Tersi bir durumda, böylesi bir Komisyon’un vardığı sonuç, inandırıcı da olmaz, bir fayda da sağlamaz…
31 Temmuz 2016 Pazar, CUMHURİYET Gazetesi;
MİT Akıncı Üssü ihbarını, saat 16.00’da verdi;AKAR’dan haber bekledi.
Eğer eşit sayıda Üyelerden oluşan bir Araştırma Komisyonu kurulursa;
Darbe girişiminin nasıl ve kimler tarafından başlatıldığı ve Sorumluluk makamında olanların;
Darbe girişimin başlamasında, bir kusurlarının ve bir maksatlarının olup, olmadığı, ortaya çıkar…
Zira Cumhurbaşkanı Recep Tayyip ERDOĞAN, Darbe girişimini, Eniştesinden,
Başbakan Binali YILDIRIM ise, korumalarından, eş ve dostlarından öğrenmiş…
Gerek Cumhurbaşkanı, gerekse Başbakan;
Bir istihbarat zafiyetinin olduğunu kabul ediyorlar. Ama her nasılsa, MİT Müsteşarı Hakan FİDAN, hala görevinin başında…

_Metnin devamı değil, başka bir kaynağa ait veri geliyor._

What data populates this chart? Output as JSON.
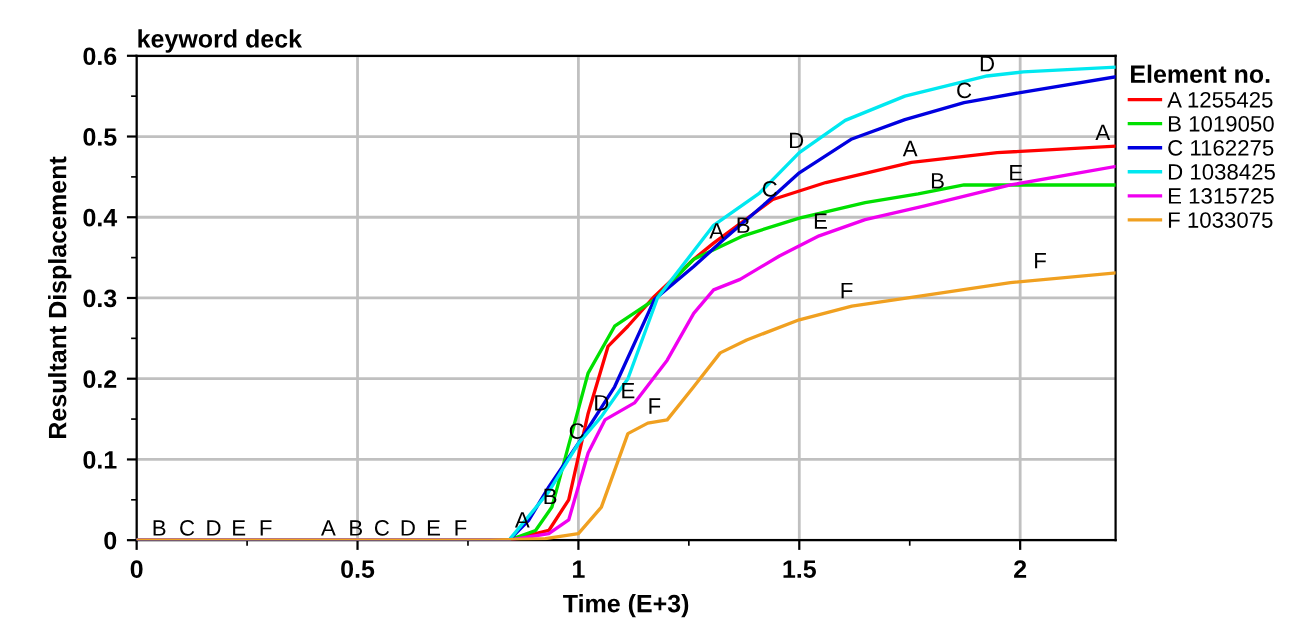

Sayın Cumhurbaşkanı böylesi bir hususu şöyle bir benzetme ile izah etmeye çalışıyor:
Dereyi Geçerken; At Değiştirilmez …
Böylesi bir yaklaşımda, doğru olamaz…
Sorumluluk Makamında olanlar, böylesi bir mazerette de bulunamaz ve bulunmamalıdırlar…
Zira Devlet’in bütün imkânları ve istihbarat bilgileri MİT’in elinde
Ve en önemlisi de Türkiye’de en kapsamlı, en modern, dinleme cihazlarının bulunduğu;
Askeri Elektronik Sistemler Komutanlığı ‘ da, TSK’den alınıp,,MİT’in hizmetine veriliyor.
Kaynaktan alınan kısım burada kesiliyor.